In every good language teacher, there is an enthusiastic language learner.
I hope that is true! In some of us there are learners of many additional languages and masters of none. Though English is the only language that I use at a professional level, I have studied languages in three different language families and learned to write in four alphabets. Three alphabets and an abjad, if you want to get technical.

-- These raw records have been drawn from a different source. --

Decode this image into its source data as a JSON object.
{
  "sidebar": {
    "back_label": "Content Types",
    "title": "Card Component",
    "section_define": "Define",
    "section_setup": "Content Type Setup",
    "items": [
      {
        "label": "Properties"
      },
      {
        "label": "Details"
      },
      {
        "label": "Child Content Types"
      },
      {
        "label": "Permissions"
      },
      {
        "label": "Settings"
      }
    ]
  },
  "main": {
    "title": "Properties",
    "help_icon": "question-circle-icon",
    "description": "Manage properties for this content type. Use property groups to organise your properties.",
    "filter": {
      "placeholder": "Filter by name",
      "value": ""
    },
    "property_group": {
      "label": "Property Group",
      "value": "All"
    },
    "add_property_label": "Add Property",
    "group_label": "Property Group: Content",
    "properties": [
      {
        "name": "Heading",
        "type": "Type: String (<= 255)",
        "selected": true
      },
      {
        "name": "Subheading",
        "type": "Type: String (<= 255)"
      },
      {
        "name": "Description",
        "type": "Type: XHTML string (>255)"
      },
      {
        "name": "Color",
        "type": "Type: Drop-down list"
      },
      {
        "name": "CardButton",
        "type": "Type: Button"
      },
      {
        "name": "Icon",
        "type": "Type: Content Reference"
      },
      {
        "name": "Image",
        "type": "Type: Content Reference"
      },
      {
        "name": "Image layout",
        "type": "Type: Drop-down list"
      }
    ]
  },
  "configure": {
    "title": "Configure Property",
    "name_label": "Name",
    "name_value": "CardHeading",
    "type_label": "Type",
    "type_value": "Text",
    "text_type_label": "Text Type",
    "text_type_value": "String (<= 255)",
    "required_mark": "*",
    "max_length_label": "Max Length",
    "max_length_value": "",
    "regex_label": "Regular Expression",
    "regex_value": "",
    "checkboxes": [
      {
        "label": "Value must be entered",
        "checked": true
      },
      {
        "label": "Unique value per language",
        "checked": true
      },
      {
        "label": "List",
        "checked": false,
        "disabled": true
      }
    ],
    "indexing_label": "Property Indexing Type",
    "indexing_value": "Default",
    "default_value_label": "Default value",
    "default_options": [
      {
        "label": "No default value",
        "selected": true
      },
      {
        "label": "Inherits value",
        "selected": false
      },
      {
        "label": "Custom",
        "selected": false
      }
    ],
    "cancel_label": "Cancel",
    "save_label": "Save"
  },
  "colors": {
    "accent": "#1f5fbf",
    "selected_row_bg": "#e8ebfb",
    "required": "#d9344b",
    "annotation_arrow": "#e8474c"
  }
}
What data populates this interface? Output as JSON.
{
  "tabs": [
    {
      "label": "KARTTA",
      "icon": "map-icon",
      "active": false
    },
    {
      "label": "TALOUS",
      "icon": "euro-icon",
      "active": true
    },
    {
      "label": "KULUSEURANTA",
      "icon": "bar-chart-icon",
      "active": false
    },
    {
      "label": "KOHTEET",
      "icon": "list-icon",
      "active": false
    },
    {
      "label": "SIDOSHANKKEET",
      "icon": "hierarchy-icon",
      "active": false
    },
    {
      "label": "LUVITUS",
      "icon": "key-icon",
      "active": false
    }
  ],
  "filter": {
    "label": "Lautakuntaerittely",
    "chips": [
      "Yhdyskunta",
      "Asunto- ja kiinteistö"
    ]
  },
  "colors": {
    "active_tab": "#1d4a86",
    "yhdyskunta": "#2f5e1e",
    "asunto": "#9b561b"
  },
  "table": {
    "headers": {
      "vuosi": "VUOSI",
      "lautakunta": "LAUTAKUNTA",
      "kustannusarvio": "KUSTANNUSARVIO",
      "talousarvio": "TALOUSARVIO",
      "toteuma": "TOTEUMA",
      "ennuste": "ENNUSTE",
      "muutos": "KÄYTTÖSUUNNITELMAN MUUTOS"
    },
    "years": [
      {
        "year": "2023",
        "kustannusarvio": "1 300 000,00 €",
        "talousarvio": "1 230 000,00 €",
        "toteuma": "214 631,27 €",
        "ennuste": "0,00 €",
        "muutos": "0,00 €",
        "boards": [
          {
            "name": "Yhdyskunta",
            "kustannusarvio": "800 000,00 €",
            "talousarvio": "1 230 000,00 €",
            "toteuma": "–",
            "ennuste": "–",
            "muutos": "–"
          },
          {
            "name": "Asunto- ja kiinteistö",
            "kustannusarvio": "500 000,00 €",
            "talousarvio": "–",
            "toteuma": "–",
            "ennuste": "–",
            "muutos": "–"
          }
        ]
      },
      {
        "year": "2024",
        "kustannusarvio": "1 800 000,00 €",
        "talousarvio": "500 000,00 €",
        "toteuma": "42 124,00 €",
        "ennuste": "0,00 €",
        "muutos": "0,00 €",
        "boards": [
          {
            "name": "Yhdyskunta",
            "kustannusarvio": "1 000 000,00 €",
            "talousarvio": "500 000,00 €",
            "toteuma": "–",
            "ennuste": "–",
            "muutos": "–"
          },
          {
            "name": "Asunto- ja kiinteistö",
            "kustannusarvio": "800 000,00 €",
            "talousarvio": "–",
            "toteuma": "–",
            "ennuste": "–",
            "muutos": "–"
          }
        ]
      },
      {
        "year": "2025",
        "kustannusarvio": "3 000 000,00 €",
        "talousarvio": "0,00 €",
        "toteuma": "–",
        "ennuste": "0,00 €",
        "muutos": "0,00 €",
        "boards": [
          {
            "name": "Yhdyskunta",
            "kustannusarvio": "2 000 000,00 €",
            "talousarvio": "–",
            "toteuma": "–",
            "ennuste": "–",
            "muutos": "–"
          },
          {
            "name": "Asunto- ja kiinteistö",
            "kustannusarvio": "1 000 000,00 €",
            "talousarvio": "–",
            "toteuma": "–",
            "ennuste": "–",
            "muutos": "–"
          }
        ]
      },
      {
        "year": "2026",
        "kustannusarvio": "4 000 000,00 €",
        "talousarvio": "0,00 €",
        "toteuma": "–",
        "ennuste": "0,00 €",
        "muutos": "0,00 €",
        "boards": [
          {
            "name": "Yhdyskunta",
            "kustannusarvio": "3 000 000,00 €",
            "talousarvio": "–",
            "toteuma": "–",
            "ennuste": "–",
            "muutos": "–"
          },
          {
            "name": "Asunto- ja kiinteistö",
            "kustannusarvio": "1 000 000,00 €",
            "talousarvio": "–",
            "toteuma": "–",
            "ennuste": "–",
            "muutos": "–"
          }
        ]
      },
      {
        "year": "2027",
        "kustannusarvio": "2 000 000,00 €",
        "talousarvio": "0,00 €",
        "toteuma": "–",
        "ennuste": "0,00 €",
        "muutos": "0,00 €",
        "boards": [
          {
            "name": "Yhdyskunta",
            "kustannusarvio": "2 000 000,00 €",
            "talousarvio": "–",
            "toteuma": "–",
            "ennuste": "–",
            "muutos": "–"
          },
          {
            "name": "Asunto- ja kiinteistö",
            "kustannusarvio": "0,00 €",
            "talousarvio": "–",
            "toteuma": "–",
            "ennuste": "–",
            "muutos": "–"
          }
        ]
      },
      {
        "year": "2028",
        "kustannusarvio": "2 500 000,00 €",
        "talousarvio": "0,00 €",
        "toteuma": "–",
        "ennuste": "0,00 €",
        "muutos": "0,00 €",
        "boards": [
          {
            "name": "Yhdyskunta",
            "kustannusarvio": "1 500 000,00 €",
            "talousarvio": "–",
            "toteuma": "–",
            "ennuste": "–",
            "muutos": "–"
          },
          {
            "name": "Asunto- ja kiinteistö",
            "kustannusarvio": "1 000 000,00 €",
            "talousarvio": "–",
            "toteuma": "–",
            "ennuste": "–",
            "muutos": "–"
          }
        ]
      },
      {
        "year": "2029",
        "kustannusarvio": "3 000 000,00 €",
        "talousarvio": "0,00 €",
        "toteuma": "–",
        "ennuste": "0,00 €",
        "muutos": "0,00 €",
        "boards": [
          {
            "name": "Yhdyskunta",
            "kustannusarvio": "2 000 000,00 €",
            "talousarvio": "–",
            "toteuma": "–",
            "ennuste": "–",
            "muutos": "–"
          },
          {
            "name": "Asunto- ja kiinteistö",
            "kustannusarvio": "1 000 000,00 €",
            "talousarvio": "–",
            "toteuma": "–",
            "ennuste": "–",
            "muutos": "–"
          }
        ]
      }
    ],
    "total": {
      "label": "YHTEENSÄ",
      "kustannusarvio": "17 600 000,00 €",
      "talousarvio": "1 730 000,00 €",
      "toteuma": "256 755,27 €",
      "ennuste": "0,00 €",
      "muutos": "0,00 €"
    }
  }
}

My language learning began in high school – typical for Americans, very late for the rest of the world – but since then I have been an enthusiastic, omnivorous connoisseur of language learning – and a joyful participant in cross-linguistic conversations in many different settings, with varying degrees of fluency and success. Today I read and write four alphabets (Latin, Cyrillic, Arabic, and IPA) and can explain (sometimes comprehensibly, even) the ten potential forms of an Arabic verb and the 42 potential forms of a Czech adjective, but I generally stick to English for professional purposes. This is an overview of my language learning history, in reverse chronological order.
Arabic
Ahlan wa sahlan to the hardest language I have studied. I began studying Arabic in order to understand what the young learners in the research that has become my dissertation work were going through. After a year learning along with them and meeting with a tutor, I spent an intensive summer and a more leisurely fall learning the basics of Modern Standard Arabic, and recently started working on a bit of Lebanese dialect. So many semesters, and so little communicative competence – which is a frequent outcome, unfortunately. One of the major pedagogical challenges of Arabic in the U.S. is not only increasing communicative competence but actually determining what that means in multiple varieties of Arabic.
Serbian
Govorim po vaši. I always struggle with saying that I speak Serbian – partly because I still need a lot of work, but more importantly because it sounds like I am taking an ideological position against Croatian and Bosnian. I studied in Valjevo at an intensive workshop run by Belgrade University and later in Belgrade, where I traded Serbian and English with the director of the workshop for a few months and lived with a wonderfully patient woman who spoke no English. I would be glad to live, work, travel, or socialize in Zagreb or Sarajevo as well, however.
Czech
Chcete mluvit česky? I started learning Czech when I moved to the Czech Republic – or, to be more precise, in a very brief training in California that provided just enough language to help me and my roommates obtain our first meal in the country. In an effort to avoid starvation as the year continued, I took lessons provided by my language school, wore the spine out of a pocket dictionary, and used almost every available textbook for learners of Czech as a foreign language. Later I traded English and Czech with a university colleague. It was adulterated immersion – considering that I was there as an English teacher – but it was an intense learning process for over three years.
French
Pourquoi pas? I studied French for four years in high school and three semesters in college. I loved French and still do, but I am sorely in need of a long sojourn in a French-speaking environment to bring my proficiency off the page and to life.
OthersI have also studied a bit of Russian and Spanish, and as much as I would like to move on to Turkish or Persian, I will likely return to one of these in the future.